Gao shows off a book she wrote about AIDS in China, during an interview in Beijing in 2007. She moved to the United States in 2009 and never returned to her homeland. © Greg Baker/AP

Such traumatic experiences inspired a pledge to live and help others. She delivered food, clothing, and medications to patients in “AIDS Villages” and personally financed the printing of about 670,000 public information leaflets and subsequently helped distribute them. However, her outspoken criticism of local government officials in Henan for promoting a “blood economy” and covering up the scale of the epidemic has made her increasingly unpopular in Beijing. In Henan, the authorities regularly expelled her from villages, denying that there was any problem.

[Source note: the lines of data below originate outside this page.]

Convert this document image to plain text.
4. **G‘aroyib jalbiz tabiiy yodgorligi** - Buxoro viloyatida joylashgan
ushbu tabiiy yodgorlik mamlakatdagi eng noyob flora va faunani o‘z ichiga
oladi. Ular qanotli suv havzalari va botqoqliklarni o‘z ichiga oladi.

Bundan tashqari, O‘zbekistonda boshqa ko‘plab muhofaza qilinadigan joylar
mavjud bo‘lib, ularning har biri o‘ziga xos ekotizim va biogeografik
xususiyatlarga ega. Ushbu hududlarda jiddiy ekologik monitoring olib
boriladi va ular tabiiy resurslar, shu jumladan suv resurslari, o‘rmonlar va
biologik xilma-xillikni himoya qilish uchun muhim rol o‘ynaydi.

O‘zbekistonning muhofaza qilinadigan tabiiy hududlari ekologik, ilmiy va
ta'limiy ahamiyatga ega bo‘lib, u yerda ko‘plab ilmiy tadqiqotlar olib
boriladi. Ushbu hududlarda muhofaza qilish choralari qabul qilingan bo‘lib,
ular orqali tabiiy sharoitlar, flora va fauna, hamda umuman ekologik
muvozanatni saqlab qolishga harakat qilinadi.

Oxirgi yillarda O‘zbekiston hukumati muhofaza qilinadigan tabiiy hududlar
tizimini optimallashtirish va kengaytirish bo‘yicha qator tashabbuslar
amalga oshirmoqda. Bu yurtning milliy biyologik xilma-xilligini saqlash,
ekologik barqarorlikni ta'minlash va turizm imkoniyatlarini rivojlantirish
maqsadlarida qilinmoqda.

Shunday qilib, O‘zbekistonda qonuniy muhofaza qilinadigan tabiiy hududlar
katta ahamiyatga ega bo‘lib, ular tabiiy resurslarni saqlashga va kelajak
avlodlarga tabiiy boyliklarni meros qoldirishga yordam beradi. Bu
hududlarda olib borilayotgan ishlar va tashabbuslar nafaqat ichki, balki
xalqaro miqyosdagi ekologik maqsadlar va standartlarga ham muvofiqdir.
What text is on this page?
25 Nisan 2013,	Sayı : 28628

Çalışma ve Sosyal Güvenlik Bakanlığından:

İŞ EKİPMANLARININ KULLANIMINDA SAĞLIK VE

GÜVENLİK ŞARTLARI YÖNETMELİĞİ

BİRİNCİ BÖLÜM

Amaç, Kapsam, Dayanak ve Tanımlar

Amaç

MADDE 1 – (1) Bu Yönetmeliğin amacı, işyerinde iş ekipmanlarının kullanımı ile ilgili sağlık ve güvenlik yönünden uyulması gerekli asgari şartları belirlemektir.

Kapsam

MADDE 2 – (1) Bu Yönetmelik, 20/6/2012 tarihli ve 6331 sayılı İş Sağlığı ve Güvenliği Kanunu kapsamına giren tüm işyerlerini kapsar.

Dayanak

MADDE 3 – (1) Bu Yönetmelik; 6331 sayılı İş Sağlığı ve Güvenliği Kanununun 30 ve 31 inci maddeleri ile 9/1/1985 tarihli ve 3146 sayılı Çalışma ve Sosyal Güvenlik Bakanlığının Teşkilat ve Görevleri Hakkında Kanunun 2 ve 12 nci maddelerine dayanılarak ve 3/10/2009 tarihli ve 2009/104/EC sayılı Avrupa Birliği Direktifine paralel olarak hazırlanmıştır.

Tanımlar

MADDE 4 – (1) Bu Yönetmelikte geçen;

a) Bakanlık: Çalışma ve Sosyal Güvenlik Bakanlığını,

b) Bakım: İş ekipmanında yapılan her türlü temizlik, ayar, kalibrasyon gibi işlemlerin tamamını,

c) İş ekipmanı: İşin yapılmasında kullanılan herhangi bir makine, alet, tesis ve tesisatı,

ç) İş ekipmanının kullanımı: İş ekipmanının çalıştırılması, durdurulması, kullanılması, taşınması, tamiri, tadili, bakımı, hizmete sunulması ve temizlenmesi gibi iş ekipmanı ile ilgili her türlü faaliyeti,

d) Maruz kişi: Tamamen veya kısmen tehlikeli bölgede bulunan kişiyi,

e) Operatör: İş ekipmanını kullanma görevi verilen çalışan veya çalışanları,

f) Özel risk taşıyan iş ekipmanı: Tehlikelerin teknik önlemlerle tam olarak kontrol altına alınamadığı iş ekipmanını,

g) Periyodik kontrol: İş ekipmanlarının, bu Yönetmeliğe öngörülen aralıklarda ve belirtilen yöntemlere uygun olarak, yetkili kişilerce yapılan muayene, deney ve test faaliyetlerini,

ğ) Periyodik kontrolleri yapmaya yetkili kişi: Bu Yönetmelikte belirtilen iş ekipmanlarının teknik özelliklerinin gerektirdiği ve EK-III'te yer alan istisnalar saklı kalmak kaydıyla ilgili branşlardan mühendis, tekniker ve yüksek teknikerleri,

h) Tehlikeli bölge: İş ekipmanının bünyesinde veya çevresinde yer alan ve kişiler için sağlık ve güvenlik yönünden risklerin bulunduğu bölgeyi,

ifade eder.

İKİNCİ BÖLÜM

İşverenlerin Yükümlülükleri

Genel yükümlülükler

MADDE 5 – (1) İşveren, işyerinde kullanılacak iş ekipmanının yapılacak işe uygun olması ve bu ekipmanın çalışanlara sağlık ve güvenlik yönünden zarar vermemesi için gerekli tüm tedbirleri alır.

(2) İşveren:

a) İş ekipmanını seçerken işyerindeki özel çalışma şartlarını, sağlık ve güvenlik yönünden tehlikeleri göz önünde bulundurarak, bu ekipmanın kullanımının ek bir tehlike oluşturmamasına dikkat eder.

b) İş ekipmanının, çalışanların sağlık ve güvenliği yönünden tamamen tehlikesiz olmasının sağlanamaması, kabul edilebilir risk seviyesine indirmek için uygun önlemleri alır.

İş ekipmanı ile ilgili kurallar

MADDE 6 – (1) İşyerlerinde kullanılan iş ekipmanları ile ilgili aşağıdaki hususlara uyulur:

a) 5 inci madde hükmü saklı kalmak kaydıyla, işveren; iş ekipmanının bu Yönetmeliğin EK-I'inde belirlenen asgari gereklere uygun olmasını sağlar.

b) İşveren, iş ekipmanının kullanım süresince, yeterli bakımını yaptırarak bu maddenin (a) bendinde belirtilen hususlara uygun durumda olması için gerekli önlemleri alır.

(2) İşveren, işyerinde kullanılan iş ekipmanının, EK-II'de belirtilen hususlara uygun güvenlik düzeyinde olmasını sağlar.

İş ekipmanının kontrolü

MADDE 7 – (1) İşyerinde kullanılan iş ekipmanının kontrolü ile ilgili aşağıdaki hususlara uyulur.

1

In 2001, the government refused to issue her a passport to go to the United States to accept an award from a United Nations group. In 2007, 50 police surrounded her home in Henan Province for about 20 days to prevent her from traveling to Beijing to obtain a visa to receive another award from then US Senator Hillary Clinton. They later relented and Gao made the trip. In 2019, Clinton called Gao “simply one of the bravest people I know.”

After her final exile to the United States in 2009, Zhao lived in New York. She never returned to China, and grew somewhat estranged from her three children. But in her “end of life statement” in 2016, she said she wanted to be cremated and her ashes scattered “in the Yellow River as soon as possible after my death, without any ceremony of any kind.” The Yellow River runs for several miles through Henan Province.